Run by students in BYU’s Center for Family History and Genealogy, the NCP gathers information from original documents—birth, residence, marriage, death, and burial certificates—to verify the accuracy of stories and information passed down through generations. After the team uploads all the basic information about every citizen, it will start phase two: scouring citizen journals to dig up important life events and uncover connections between people and places—bringing the Luman Shurtliffs to life.

“Everyone hears about Parley P. Pratt or Joseph Smith or Brigham Young.

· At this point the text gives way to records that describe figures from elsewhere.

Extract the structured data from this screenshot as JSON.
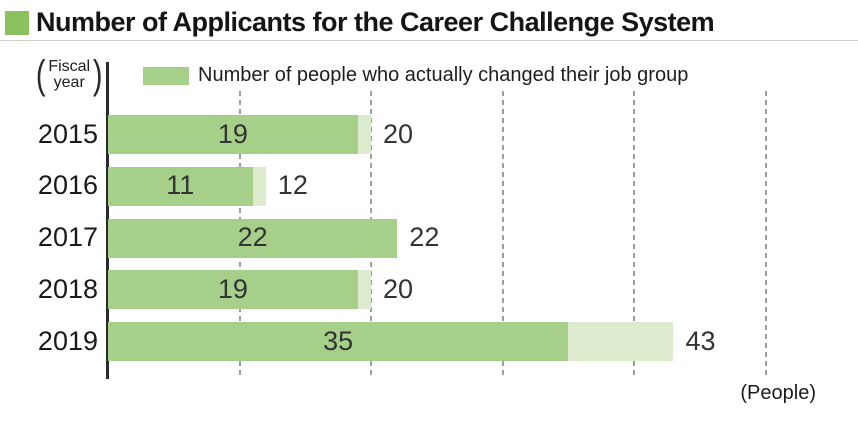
{
  "title": "Number of Applicants for the Career Challenge System",
  "fiscal_label": {
    "open_paren": "(",
    "line1": "Fiscal",
    "line2": "year",
    "close_paren": ")"
  },
  "legend": {
    "label": "Number of people who actually changed their job group"
  },
  "unit_label": "(People)",
  "colors": {
    "accent_square": "#8bc15e",
    "bar_changed": "#a6cf8a",
    "bar_total": "#dcebcd",
    "gridline": "#9e9e9e",
    "axis": "#2b2b2b"
  },
  "chart_data": {
    "type": "bar",
    "orientation": "horizontal",
    "title": "Number of Applicants for the Career Challenge System",
    "categories": [
      "2015",
      "2016",
      "2017",
      "2018",
      "2019"
    ],
    "series": [
      {
        "name": "Number of people who actually changed their job group",
        "values": [
          19,
          11,
          22,
          19,
          35
        ]
      },
      {
        "name": "Number of applicants",
        "values": [
          20,
          12,
          22,
          20,
          43
        ]
      }
    ],
    "xlim": [
      0,
      57
    ],
    "gridline_values": [
      10,
      20,
      30,
      40,
      50
    ],
    "grid": true,
    "legend_position": "top",
    "value_labels": true,
    "xlabel": "(People)",
    "ylabel": "(Fiscal year)"
  }
}
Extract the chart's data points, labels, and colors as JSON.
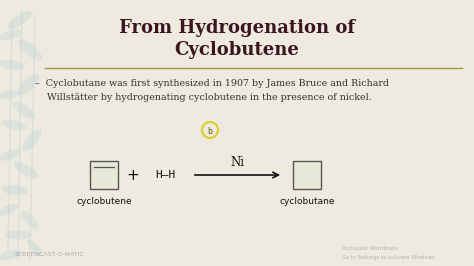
{
  "bg_color": "#eeeae0",
  "title_line1": "From Hydrogenation of",
  "title_line2": "Cyclobutene",
  "title_color": "#3b1520",
  "title_fontsize": 13,
  "divider_color": "#9a9a40",
  "body_text_line1": "–  Cyclobutane was first synthesized in 1907 by James Bruce and Richard",
  "body_text_line2": "    Willstätter by hydrogenating cyclobutene in the presence of nickel.",
  "body_color": "#333333",
  "body_fontsize": 6.8,
  "reaction_label_ni": "Ni",
  "reaction_label_hh": "H—H",
  "reaction_label_plus": "+",
  "label_cyclobutene": "cyclobutene",
  "label_cyclobutane": "cyclobutane",
  "reaction_label_color": "#111111",
  "box_facecolor": "#e8e8d8",
  "box_edge_color": "#555555",
  "arrow_color": "#111111",
  "watermark_color": "#888888",
  "watermark_fontsize": 4.5,
  "screenshot_text": "SCREENCAST-O-MATIC",
  "activate_windows_line1": "Activate Windows",
  "activate_windows_line2": "Go to Settings to activate Windows.",
  "leaf_color": "#c0d4d4",
  "leaf_alpha": 0.4,
  "cursor_circle_color": "#d8cc10",
  "cursor_text": "b"
}
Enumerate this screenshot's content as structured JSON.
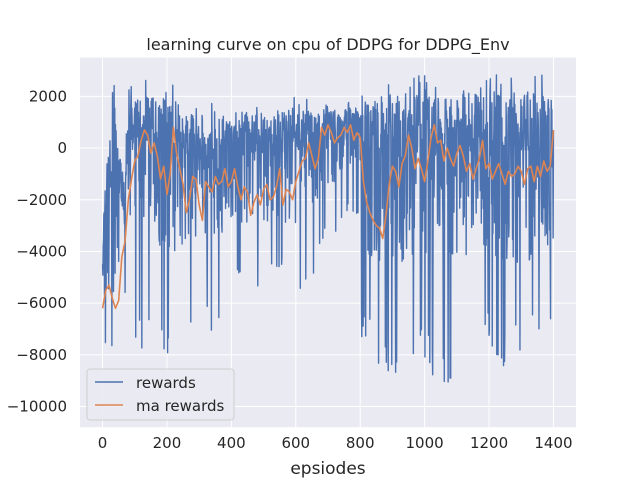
{
  "chart_data": {
    "type": "line",
    "title": "learning curve on cpu of DDPG for DDPG_Env",
    "xlabel": "epsiodes",
    "ylabel": "",
    "xlim": [
      -70,
      1470
    ],
    "ylim": [
      -10800,
      3500
    ],
    "xticks": [
      0,
      200,
      400,
      600,
      800,
      1000,
      1200,
      1400
    ],
    "yticks": [
      -10000,
      -8000,
      -6000,
      -4000,
      -2000,
      0,
      2000
    ],
    "grid": true,
    "legend_position": "lower-left",
    "series": [
      {
        "name": "rewards",
        "color": "#4c72b0",
        "x_start": 0,
        "x_end": 1400,
        "n_points": 1401,
        "envelope": {
          "x": [
            0,
            20,
            40,
            60,
            70,
            75,
            80,
            150,
            200,
            250,
            300,
            350,
            400,
            450,
            500,
            550,
            600,
            650,
            700,
            750,
            790,
            800,
            805,
            850,
            900,
            950,
            1000,
            1050,
            1100,
            1150,
            1200,
            1250,
            1300,
            1350,
            1400
          ],
          "high": [
            -1500,
            1800,
            2600,
            1000,
            -1000,
            2300,
            2400,
            2700,
            2800,
            2300,
            2000,
            1700,
            1900,
            1700,
            1800,
            1600,
            2100,
            1800,
            1700,
            1700,
            1900,
            1800,
            2000,
            2800,
            2500,
            2600,
            3000,
            2200,
            2800,
            2600,
            3000,
            2700,
            3000,
            3000,
            2600
          ],
          "low": [
            -7600,
            -7600,
            -7800,
            -7000,
            -6000,
            -7500,
            -7000,
            -8500,
            -8000,
            -8200,
            -6700,
            -7500,
            -5500,
            -5500,
            -5500,
            -4800,
            -6000,
            -5000,
            -3800,
            -3000,
            -3000,
            -3000,
            -7500,
            -8500,
            -8800,
            -8200,
            -8500,
            -9400,
            -10100,
            -8000,
            -7700,
            -8900,
            -7900,
            -7600,
            -7300
          ],
          "typ_high": [
            -2500,
            500,
            1200,
            -500,
            -1500,
            1700,
            1800,
            2000,
            1900,
            1700,
            1300,
            1200,
            1400,
            1300,
            1200,
            1300,
            1500,
            1400,
            1500,
            1500,
            1600,
            1500,
            1700,
            2200,
            2100,
            2100,
            2200,
            1800,
            2200,
            2100,
            2300,
            2100,
            2200,
            2200,
            2000
          ],
          "typ_low": [
            -6500,
            -6000,
            -6500,
            -5500,
            -4500,
            -4000,
            -3500,
            -3500,
            -4000,
            -4000,
            -3500,
            -3500,
            -3000,
            -3000,
            -3000,
            -2800,
            -3000,
            -2500,
            -1500,
            -1000,
            -500,
            -800,
            -4000,
            -4500,
            -5000,
            -4500,
            -5000,
            -4500,
            -4500,
            -4500,
            -4000,
            -4500,
            -4500,
            -4500,
            -4000
          ]
        }
      },
      {
        "name": "ma rewards",
        "color": "#dd8452",
        "x": [
          0,
          10,
          20,
          30,
          40,
          50,
          60,
          70,
          80,
          90,
          100,
          110,
          120,
          130,
          140,
          150,
          160,
          170,
          180,
          190,
          200,
          210,
          220,
          230,
          240,
          250,
          260,
          270,
          280,
          290,
          300,
          310,
          320,
          330,
          340,
          350,
          360,
          370,
          380,
          390,
          400,
          410,
          420,
          430,
          440,
          450,
          460,
          470,
          480,
          490,
          500,
          510,
          520,
          530,
          540,
          550,
          560,
          570,
          580,
          590,
          600,
          610,
          620,
          630,
          640,
          650,
          660,
          670,
          680,
          690,
          700,
          710,
          720,
          730,
          740,
          750,
          760,
          770,
          780,
          790,
          800,
          810,
          820,
          830,
          840,
          850,
          860,
          870,
          880,
          890,
          900,
          910,
          920,
          930,
          940,
          950,
          960,
          970,
          980,
          990,
          1000,
          1010,
          1020,
          1030,
          1040,
          1050,
          1060,
          1070,
          1080,
          1090,
          1100,
          1110,
          1120,
          1130,
          1140,
          1150,
          1160,
          1170,
          1180,
          1190,
          1200,
          1210,
          1220,
          1230,
          1240,
          1250,
          1260,
          1270,
          1280,
          1290,
          1300,
          1310,
          1320,
          1330,
          1340,
          1350,
          1360,
          1370,
          1380,
          1390,
          1400
        ],
        "y": [
          -6200,
          -5500,
          -5300,
          -5800,
          -6200,
          -5900,
          -4200,
          -3600,
          -2000,
          -1200,
          -500,
          -300,
          300,
          700,
          500,
          -200,
          200,
          -300,
          -1200,
          -700,
          -1800,
          -1000,
          800,
          -200,
          -800,
          -1400,
          -2500,
          -2000,
          -1100,
          -1200,
          -2200,
          -2800,
          -1300,
          -1500,
          -1700,
          -1100,
          -1400,
          -1300,
          -800,
          -1500,
          -1300,
          -800,
          -1500,
          -2000,
          -1500,
          -1700,
          -2600,
          -2100,
          -1800,
          -2200,
          -1600,
          -1400,
          -2000,
          -1900,
          -1500,
          -800,
          -2200,
          -1600,
          -1700,
          -2000,
          -1300,
          -900,
          -500,
          -400,
          200,
          -300,
          -800,
          -400,
          800,
          500,
          900,
          600,
          200,
          400,
          500,
          800,
          600,
          900,
          300,
          600,
          400,
          -1300,
          -2100,
          -2500,
          -2800,
          -3000,
          -3100,
          -3500,
          -2600,
          -1400,
          -700,
          -900,
          -1500,
          -600,
          -300,
          500,
          0,
          -800,
          -400,
          -800,
          -1300,
          -500,
          400,
          900,
          200,
          300,
          -500,
          0,
          -400,
          -700,
          -200,
          100,
          -300,
          -900,
          -600,
          -1200,
          -800,
          -400,
          300,
          -800,
          -600,
          -1200,
          -900,
          -600,
          -1000,
          -1400,
          -900,
          -1100,
          -1000,
          -700,
          -900,
          -1400,
          -800,
          -700,
          -1300,
          -700,
          -1100,
          -500,
          -900,
          -700,
          700
        ]
      }
    ]
  }
}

But you don’t hear about the everyday lives of the people,” says Mindy Jacox (’17), NCP student supervisor. “They worked hard and did their best to build the kingdom of God.”

Upon the deaths of Joseph and Hyrum at Carthage Jail, Shurtliff, who helped lead the Nauvoo Legion, the city’s militia, wrote, “I would much rather . . . have marched into the prairie of Illinois and fought the whole mob of the states . . . than to tamely have these great men murdered . . . . But the authorities who were left said, ‘Be still and see the salvation of God.’” Shurtliff and the Saints faithfully did so.

Jill Nelson Crandell (BA ’81, MA ’10), director of the family history center, says that the project is “a combination of genealogy and a historical study,” making it a significant contribution to the genealogical and academic worlds.

Patrons can find their own inspiring ancestors using the NCP database at The database so far contains basic identifying information for roughly 1,600 residents. “Understand that it’s a work in progress,” says Jacox, “so we haven’t researched everyone yet, but we’ll get to them.”

The best part, says Jacox: “Learning about the people’s lives—that is what really motivates me. Individual people.”